Happy Friday! If my webserver worked properly, this is hopefully being posted at 8am eastern time while I'm somewhere in the air between Harrisburg and Chicago on my way to Montana. I'm absolutely thrilled to spend some time at the Montana Emergency Cardiovascular Care Symposium and get to see how others are meeting the challenges that come with modern emergency care. If the server doesn't work, I guess you'll get this when I figure out how to successfully troubleshoot it!
Today, I'm taking a bit of a different slant in selecting the four articles to share. In honor of this week's feature on the Good Samaritan and looking forward to next week's post about declining empathy, I thought I'd share some cautionary and upsetting stories of Good Samaritan efforts gone wrong.
Mistrial declared in "Good Samaritan" killing case
Two people came up to Tiffany Kelley, a 29 year old from Huntsville, Alabama, and asked her for a ride. Tiffany, described by her sister as having a "heart of gold," obliged, and in return was stabbed in the neck as her vehicle was stolen. On just the second day of the trial of her alleged assailants, a mistrial was declared as a result of an investigator discussing possible violence assaults that one defendant was alleged to have committed against the other. While one of the participants was convicted of the robbery and given a life sentence, the other trial for the actual murder is still being tried. You can read about it here,
Walmart Shopper Victim of "Good Samaritan" Scam
While the first story had to do with a Good Samaritan being victimized for their effort, this one deals with "false" Samaritans. In Canada, a woman was told she had to use a self-checkout, pretending to act with some authority. As the senior checked out, the scammer took note of her PIN. Then, in the parking lot, the same scammer noted that the victim's tires had an issue and, while the senior was distracted, someone else working with the scammer stole her card and drained her bank account. This story is found here.
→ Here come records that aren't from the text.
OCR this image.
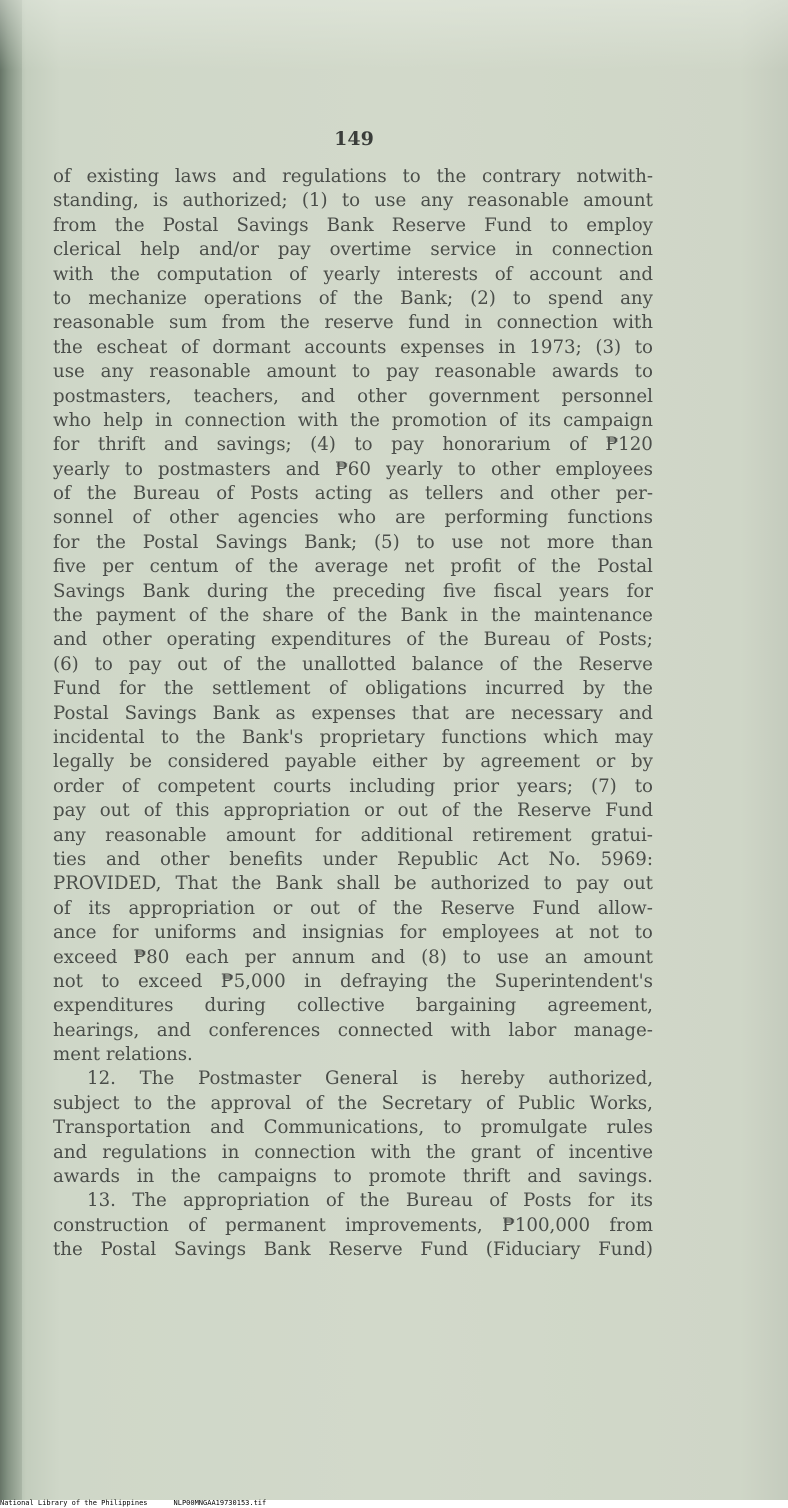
149
of existing laws and regulations to the contrary notwith-
standing, is authorized; (1) to use any reasonable amount
from the Postal Savings Bank Reserve Fund to employ
clerical help and/or pay overtime service in connection
with the computation of yearly interests of account and
to mechanize operations of the Bank; (2) to spend any
reasonable sum from the reserve fund in connection with
the escheat of dormant accounts expenses in 1973; (3) to
use any reasonable amount to pay reasonable awards to
postmasters, teachers, and other government personnel
who help in connection with the promotion of its campaign
for thrift and savings; (4) to pay honorarium of ₱120
yearly to postmasters and ₱60 yearly to other employees
of the Bureau of Posts acting as tellers and other per-
sonnel of other agencies who are performing functions
for the Postal Savings Bank; (5) to use not more than
five per centum of the average net profit of the Postal
Savings Bank during the preceding five fiscal years for
the payment of the share of the Bank in the maintenance
and other operating expenditures of the Bureau of Posts;
(6) to pay out of the unallotted balance of the Reserve
Fund for the settlement of obligations incurred by the
Postal Savings Bank as expenses that are necessary and
incidental to the Bank's proprietary functions which may
legally be considered payable either by agreement or by
order of competent courts including prior years; (7) to
pay out of this appropriation or out of the Reserve Fund
any reasonable amount for additional retirement gratui-
ties and other benefits under Republic Act No. 5969:
PROVIDED, That the Bank shall be authorized to pay out
of its appropriation or out of the Reserve Fund allow-
ance for uniforms and insignias for employees at not to
exceed ₱80 each per annum and (8) to use an amount
not to exceed ₱5,000 in defraying the Superintendent's
expenditures during collective bargaining agreement,
hearings, and conferences connected with labor manage-
ment relations.
12. The Postmaster General is hereby authorized,
subject to the approval of the Secretary of Public Works,
Transportation and Communications, to promulgate rules
and regulations in connection with the grant of incentive
awards in the campaigns to promote thrift and savings.
13. The appropriation of the Bureau of Posts for its
construction of permanent improvements, ₱100,000 from
the Postal Savings Bank Reserve Fund (Fiduciary Fund)
National Library of the Philippines	NLP00MNGAA19730153.tif
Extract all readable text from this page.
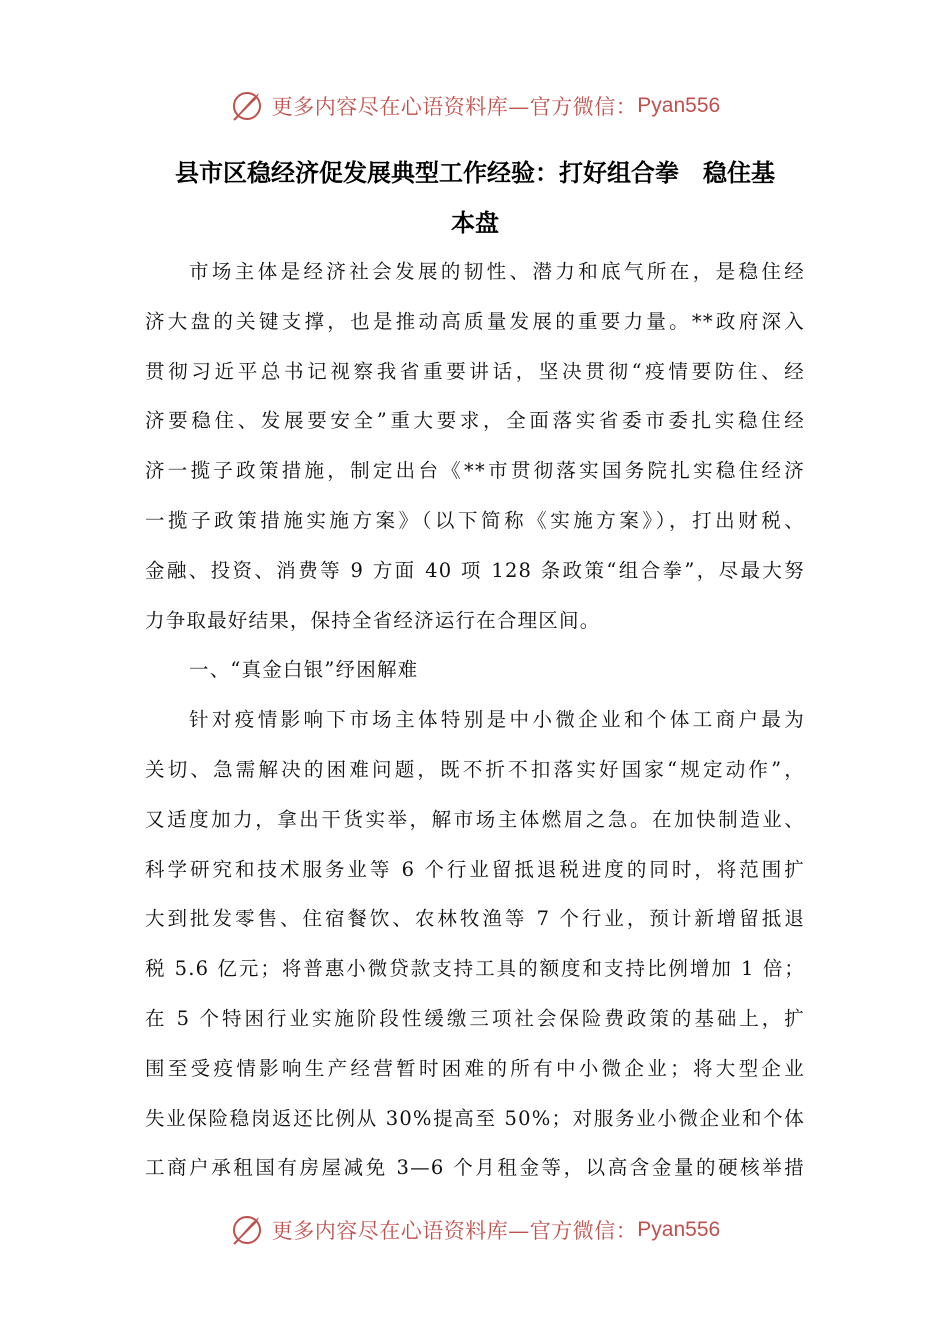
更多内容尽在心语资料库—官方微信： Pyan556
县市区稳经济促发展典型工作经验：打好组合拳　稳住基
本盘
市场主体是经济社会发展的韧性、潜力和底气所在，是稳住经
济大盘的关键支撑，也是推动高质量发展的重要力量。**政府深入
贯彻习近平总书记视察我省重要讲话，坚决贯彻“疫情要防住、经
济要稳住、发展要安全”重大要求，全面落实省委市委扎实稳住经
济一揽子政策措施，制定出台《**市贯彻落实国务院扎实稳住经济
一揽子政策措施实施方案》（以下简称《实施方案》），打出财税、
金融、投资、消费等 9 方面 40 项 128 条政策“组合拳”，尽最大努
力争取最好结果，保持全省经济运行在合理区间。
一、“真金白银”纾困解难
针对疫情影响下市场主体特别是中小微企业和个体工商户最为
关切、急需解决的困难问题，既不折不扣落实好国家“规定动作”，
又适度加力，拿出干货实举，解市场主体燃眉之急。在加快制造业、
科学研究和技术服务业等 6 个行业留抵退税进度的同时，将范围扩
大到批发零售、住宿餐饮、农林牧渔等 7 个行业，预计新增留抵退
税 5.6 亿元；将普惠小微贷款支持工具的额度和支持比例增加 1 倍；
在 5 个特困行业实施阶段性缓缴三项社会保险费政策的基础上，扩
围至受疫情影响生产经营暂时困难的所有中小微企业；将大型企业
失业保险稳岗返还比例从 30%提高至 50%；对服务业小微企业和个体
工商户承租国有房屋减免 3—6 个月租金等，以高含金量的硬核举措
更多内容尽在心语资料库—官方微信： Pyan556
Good Samaritan Killed by Alleged hit-and-run driver
One of the most dangerous places to operate in EMS is on the side of a non-closed roadway. It is similar dangerous for these next two stories. In this one, a Good Samaritan stopped to help at the scene of an unrelated accident in California and was killed when her car was plowed into by an F-150. The F-150 driver then fled on foot. Read more about it here.
Good Samaritan's effort to help leads to deadly accident
Similarly, a Good Samaritan in Texas caused a deadly accident by inadvertently caused an 18-wheeler to crash into another vehicle and kill two occupants. The accident, which occurred in an area with poor visibility, was the result of the Good Samaritan stopping for another accident. Because of where the Samaritan parked his vehicle, a tractor-trailer making an effort to avoid it slammed into the originally involved vehicle. This article has more, but admittedly is confusing at first glance to figure out what vehicles were where.
That's all for this week, stay safe! (And if you're needed to be a Good Samaritan anywhere, remember your safety is first!